I overlooked the "PCDATA as child" case...taking that into account there is
no doubt that 1 child is an important case. But I am still not convinced
this case needs treatment different from the "2 or more children" case as
Oleg proposed.

> The FOText text node is the only subclass of FONode which
> is not a FObj. I considered moving the children vector to
> FObj and had it almost ready to commit but failed on a
> few issues which I think I have a solution now so that I
> can tackle this (in the maintenance branch) again.
> Constructing the children vector lazily is of course part
> of this. It is, however much more than just a null test in
> addChild(), because many FO classes access the children vector
> directly, every access has to be protected with a check for
> a null vector as well.

Right, it is both adding and retrieving that needs checking. However, in the
adding case it is the callee that is responsible for checking; in the other
case it's the caller that needs to look at what it got back.

> Another thought in this regard: I was tempted to create
> an abstract FObjComposite which is the only one which can
> have children in the generic sense, and have FOs like
> fo:layout-master-set, fo:table and fo:page-number-citation
> no  generic children at all (only typed children like
> fo:simple-page-master, fo:table-body etc. which are stored
> separately anyway, mostly in properly typed fields). The
> problem here is that this could interfere badly with
> extensibility. OTOH, what should be extension elements which
> are children of fo:layout-master-set, fo:table and
> fo:page-number-citation good for? I asked this already,
> without any response.

I think this is a useful alternative. Using the DOM as an analogy, where we
have either the Node-based view or the typed view (Elements, Attributes,
Text, etc), the FO operations in Fop could be all quite generic (addChild(),
getChildren(), hasChildren(), etc) or more targeted (addText(), addInline(),
addBlock(), addSimplePageMaster() etc), or hybrid, as suggested above.

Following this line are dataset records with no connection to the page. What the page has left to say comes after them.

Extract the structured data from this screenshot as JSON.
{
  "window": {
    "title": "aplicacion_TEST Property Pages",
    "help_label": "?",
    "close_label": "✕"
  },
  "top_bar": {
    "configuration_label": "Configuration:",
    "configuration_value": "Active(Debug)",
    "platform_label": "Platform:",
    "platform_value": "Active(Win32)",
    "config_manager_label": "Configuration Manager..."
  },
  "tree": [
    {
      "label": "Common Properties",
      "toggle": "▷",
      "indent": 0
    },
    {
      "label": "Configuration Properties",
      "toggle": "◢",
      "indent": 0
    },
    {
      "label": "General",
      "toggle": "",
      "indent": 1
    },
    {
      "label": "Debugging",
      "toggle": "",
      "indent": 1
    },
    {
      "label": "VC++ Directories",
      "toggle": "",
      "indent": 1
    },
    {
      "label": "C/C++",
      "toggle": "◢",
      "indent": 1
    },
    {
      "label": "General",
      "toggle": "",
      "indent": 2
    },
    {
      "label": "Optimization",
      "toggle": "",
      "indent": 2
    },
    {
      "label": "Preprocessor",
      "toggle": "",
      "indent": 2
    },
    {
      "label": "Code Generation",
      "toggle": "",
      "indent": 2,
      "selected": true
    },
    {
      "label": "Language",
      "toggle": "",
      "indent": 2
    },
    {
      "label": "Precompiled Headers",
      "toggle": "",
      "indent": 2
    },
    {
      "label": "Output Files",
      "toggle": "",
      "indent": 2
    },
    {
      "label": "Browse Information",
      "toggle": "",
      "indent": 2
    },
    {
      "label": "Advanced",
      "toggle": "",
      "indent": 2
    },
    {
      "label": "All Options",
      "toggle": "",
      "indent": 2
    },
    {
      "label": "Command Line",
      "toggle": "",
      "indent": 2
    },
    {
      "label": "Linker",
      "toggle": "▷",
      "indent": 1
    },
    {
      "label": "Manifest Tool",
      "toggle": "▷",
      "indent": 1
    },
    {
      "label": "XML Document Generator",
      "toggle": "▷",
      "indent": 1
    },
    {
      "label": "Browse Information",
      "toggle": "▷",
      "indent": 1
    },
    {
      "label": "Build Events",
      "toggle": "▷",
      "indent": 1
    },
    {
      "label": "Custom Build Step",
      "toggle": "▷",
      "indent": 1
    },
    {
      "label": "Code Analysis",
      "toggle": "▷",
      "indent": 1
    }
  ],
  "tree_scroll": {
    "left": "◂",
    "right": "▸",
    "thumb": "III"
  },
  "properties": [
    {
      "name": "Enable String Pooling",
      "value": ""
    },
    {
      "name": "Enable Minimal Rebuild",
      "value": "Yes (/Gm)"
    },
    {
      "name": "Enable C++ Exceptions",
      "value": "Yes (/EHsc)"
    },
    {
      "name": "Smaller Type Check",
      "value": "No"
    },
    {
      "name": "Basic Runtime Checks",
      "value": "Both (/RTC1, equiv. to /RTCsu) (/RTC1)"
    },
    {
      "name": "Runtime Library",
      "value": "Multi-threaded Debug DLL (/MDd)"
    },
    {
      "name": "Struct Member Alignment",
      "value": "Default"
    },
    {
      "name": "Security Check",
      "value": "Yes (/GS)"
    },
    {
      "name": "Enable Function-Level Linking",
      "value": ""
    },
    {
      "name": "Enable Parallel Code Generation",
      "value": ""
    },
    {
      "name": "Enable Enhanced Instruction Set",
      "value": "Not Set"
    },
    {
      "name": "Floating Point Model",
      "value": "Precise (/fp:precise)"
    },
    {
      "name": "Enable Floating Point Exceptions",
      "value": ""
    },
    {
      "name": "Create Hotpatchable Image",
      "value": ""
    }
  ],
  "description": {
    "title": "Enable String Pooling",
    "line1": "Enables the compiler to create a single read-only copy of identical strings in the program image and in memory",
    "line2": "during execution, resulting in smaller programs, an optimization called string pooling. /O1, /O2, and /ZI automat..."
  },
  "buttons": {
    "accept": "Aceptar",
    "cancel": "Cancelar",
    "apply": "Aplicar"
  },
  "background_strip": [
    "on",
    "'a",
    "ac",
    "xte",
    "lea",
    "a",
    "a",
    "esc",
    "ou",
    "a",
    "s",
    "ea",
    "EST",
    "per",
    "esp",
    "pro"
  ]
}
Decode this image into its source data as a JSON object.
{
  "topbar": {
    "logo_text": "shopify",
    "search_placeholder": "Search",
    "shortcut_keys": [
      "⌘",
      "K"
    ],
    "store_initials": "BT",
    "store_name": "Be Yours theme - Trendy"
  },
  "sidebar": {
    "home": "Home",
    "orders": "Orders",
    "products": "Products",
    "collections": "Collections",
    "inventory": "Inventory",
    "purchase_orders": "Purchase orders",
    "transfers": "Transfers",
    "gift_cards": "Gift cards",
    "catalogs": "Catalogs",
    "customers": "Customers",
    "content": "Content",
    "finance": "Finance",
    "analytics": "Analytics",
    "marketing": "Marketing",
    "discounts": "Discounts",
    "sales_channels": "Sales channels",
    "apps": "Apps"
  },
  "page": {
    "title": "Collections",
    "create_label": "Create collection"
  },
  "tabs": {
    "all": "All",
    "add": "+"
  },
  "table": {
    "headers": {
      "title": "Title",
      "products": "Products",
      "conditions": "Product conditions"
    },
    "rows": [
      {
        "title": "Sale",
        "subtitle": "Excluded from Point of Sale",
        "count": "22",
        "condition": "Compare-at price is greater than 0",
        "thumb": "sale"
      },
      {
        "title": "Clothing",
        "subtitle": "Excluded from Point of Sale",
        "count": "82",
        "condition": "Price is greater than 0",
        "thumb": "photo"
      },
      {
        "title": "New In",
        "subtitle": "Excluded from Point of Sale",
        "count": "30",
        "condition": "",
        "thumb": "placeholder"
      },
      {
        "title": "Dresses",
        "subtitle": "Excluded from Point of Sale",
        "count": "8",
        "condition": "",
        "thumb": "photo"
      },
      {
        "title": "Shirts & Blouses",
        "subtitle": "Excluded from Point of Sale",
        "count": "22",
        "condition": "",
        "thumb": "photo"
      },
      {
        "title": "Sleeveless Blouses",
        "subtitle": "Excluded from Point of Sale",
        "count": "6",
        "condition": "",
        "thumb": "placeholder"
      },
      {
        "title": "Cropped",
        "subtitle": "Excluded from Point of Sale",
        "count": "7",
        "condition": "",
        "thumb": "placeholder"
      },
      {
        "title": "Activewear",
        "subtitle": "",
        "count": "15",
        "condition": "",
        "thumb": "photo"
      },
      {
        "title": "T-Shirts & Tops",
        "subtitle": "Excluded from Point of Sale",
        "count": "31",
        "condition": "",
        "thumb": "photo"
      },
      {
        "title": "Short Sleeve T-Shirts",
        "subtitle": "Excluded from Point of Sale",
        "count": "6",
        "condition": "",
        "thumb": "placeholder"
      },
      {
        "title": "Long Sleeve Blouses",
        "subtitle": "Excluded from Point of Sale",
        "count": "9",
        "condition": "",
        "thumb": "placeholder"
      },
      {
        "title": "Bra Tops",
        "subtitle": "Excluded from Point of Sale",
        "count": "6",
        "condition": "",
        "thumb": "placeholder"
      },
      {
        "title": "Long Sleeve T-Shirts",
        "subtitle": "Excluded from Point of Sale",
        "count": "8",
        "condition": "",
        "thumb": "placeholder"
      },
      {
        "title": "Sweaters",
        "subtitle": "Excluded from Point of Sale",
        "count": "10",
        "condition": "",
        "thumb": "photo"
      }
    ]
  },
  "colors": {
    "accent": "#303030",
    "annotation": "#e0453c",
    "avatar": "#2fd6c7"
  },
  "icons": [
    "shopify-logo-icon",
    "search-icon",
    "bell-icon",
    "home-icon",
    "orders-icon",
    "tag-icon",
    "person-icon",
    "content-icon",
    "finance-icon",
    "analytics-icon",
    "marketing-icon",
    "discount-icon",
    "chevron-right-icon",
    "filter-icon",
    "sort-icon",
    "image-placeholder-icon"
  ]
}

I am partial to the use of typed children, including marker children. I am
not a big fan of the generic approach, not any more (if I ever was). I don't
think a typed child approach would interfere with extensibility, and I think
the primary advantage is that the code is more self-documenting. Accessor
methods could also be more specialized. Also, the sophisticated
content-model checking that one needs to do with XSL is easier done, the
sooner you move to explicit knowledge of what you are adding to what.